Poi si descrivono anche “le intenzioni “ e “le persone”. E qui, ci sarebbe da restare commossi di fronte alle parole poetiche usate per indicare la passione per i terremotati, l’entusiasmo di squadra, il timore e il tremore di fronte all’eccezionalità dell’impresa, l’orgoglio, e infine la speranza di raggiungere l’alto traguardo e di avere “la splendida ricompensa di un sorriso e di un grazie da parte di chi aveva perso la propria abitazione e, purtroppo, non di rado anche congiunti o amici a causa del terremoto”.
“Nevicava, ma sembrava primavera”, esclama il Prof. Calvi ricordando i volti sorridenti degli abitanti quando uno degli edifici fu sottoposto alla riproduzione di un possibile evento sismico reale.
Ma come non ricordare anche il triste finale degli schizzi di fango gettati sul Capo del Dipartimento nel febbraio 2010 e che hanno infangato anche l’ideatore e i realizzatori del Progetto C.A.S.E.? Il volume si chiude descrivendo appunto il mesto passaggio “Dall’orgoglio alla vergogna, immeritata”.
Alle tante ragioni espresse partendo da altre ottiche (storica, sociale, urbanistica, economica), o alle tante ragioni che riguardano punti specifici (molto ad esempio ci sarebbe da dire sull’impiego di isolatori, non molto innovativi ma soprattutto molto costosi ed eccedenti in sicurezza per semplici palazzine a tre piani), la ragione più evidente, dalla prospettiva della cultura ingegneristica, è che il Progetto C.A.S.E. rappresenta un vero e proprio ritorno all’indietro. Per chi ha seguito l’evoluzione dell’Ingegneria degli ultimi 50-60 anni, non solo non è un progetto innovativo, ma è un esempio di rivoluzione culturale al negativo. Nasce da un’ideologia del “moderno” e della “dismisura” di 50 anni fa. Usa lo stesso linguaggio ingegneristico di allora, un linguaggio, che, a partire dalla fine degli anni ‘70, è stato superato dal linguaggio dell’”incertezza” e della “complessità”, espressione di un’ingegneria più umile, più responsabile, più attenta alle leggi della natura, alle regole della tutela e della conservazione, a ciò che può dare benessere e felicità a tutti, e cioè paesaggio, monumenti, attività produttive, e tutte le espressioni di una civiltà e di una cultura del territorio. Un ingegneria che non per questo è necessariamente inefficiente, anzi tutt’altro se si pensa che, con le tecnologie di allora, le abitazioni semipermanenti dopo il terremoto del Friuli furono costruite in 15 mesi, cioè solo sei mesi in più che a L’Aquila, senza invece lasciare tracce sul territorio.

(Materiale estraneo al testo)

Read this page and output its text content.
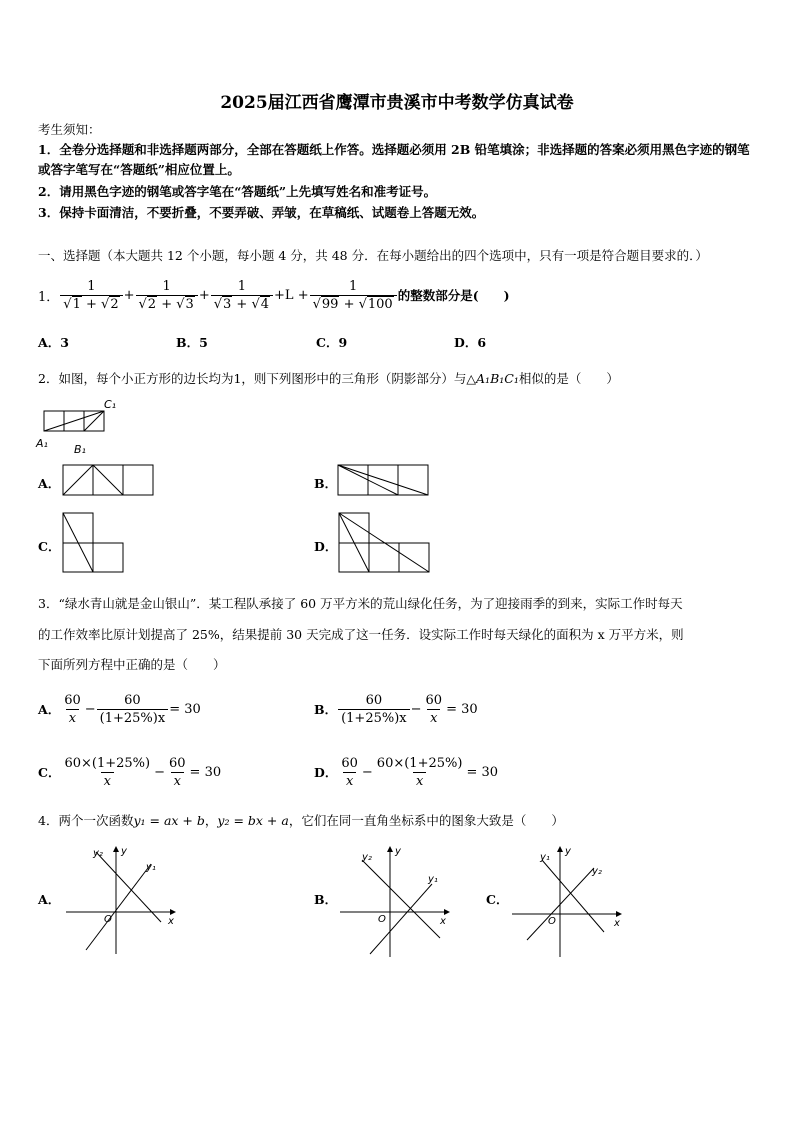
2025届江西省鹰潭市贵溪市中考数学仿真试卷
考生须知：
1．全卷分选择题和非选择题两部分，全部在答题纸上作答。选择题必须用 2B 铅笔填涂；非选择题的答案必须用黑色字迹的钢笔或答字笔写在“答题纸”相应位置上。
2．请用黑色字迹的钢笔或答字笔在“答题纸”上先填写姓名和准考证号。
3．保持卡面清洁，不要折叠，不要弄破、弄皱，在草稿纸、试题卷上答题无效。
一、选择题（本大题共 12 个小题，每小题 4 分，共 48 分．在每小题给出的四个选项中，只有一项是符合题目要求的．）
1． $\frac{1}{√1 + √2} + \frac{1}{√2 + √3} + \frac{1}{√3 + √4} +L + \frac{1}{√99 + √100}$ 的整数部分是(　　)
A．3	B．5	C．9	D．6
2．如图，每个小正方形的边长均为1，则下列图形中的三角形（阴影部分）与△A₁B₁C₁相似的是（　　）
C₁
A₁ B₁
A．	B．
C．	D．
3．“绿水青山就是金山银山”．某工程队承接了 60 万平方米的荒山绿化任务，为了迎接雨季的到来，实际工作时每天
的工作效率比原计划提高了 25%，结果提前 30 天完成了这一任务．设实际工作时每天绿化的面积为 x 万平方米，则
下面所列方程中正确的是（　　）
A． $\frac{60}{x} - \frac{60}{(1+25\%)x} = 30$	B． $\frac{60}{(1+25\%)x} - \frac{60}{x} = 30$
C． $\frac{60\times(1+25\%)}{x} - \frac{60}{x} = 30$	D． $\frac{60}{x} - \frac{60\times(1+25\%)}{x} = 30$
4．两个一次函数y₁ = ax + b，y₂ = bx + a，它们在同一直角坐标系中的图象大致是（　　）
A．
y
y₂
y₁
O	x
B．
y
y₂
y₁
O	x
C．
y
y₁
y₂
O	x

Il Progetto C.A.S.E. è un ritorno all’ingegneria che rimuove l’idea di complessità, all’ingegneria violenta, prepotente, aggressiva, senza freni, che vede un nemico nella natura, autorefenziale, che si muove con destrezza violando leggi e regolamenti, è un ritorno all’ingegneria dei miracoli, dei grandi numeri, dell’onnipotenza, che persegue interessi e vantaggi aziendali, incollata al presente, senza memoria, che non conosce il normale scorrere del tempo, che ignora l’interesse collettivo, che esprime energia e vitalità per nascondere la povertà culturale (e naturalmente i sottostanti interessi) e che per apparire al passo coi tempi, usa tutte le parole dell’avversario (“rispetto del territorio”, “ecosostenibilità”, persino “economicità” e “risparmio di suolo”) per svuotarne la carica critica.
Un’ingegneria che è una minaccia per il nostro paese, come appunto questo libro dimostra.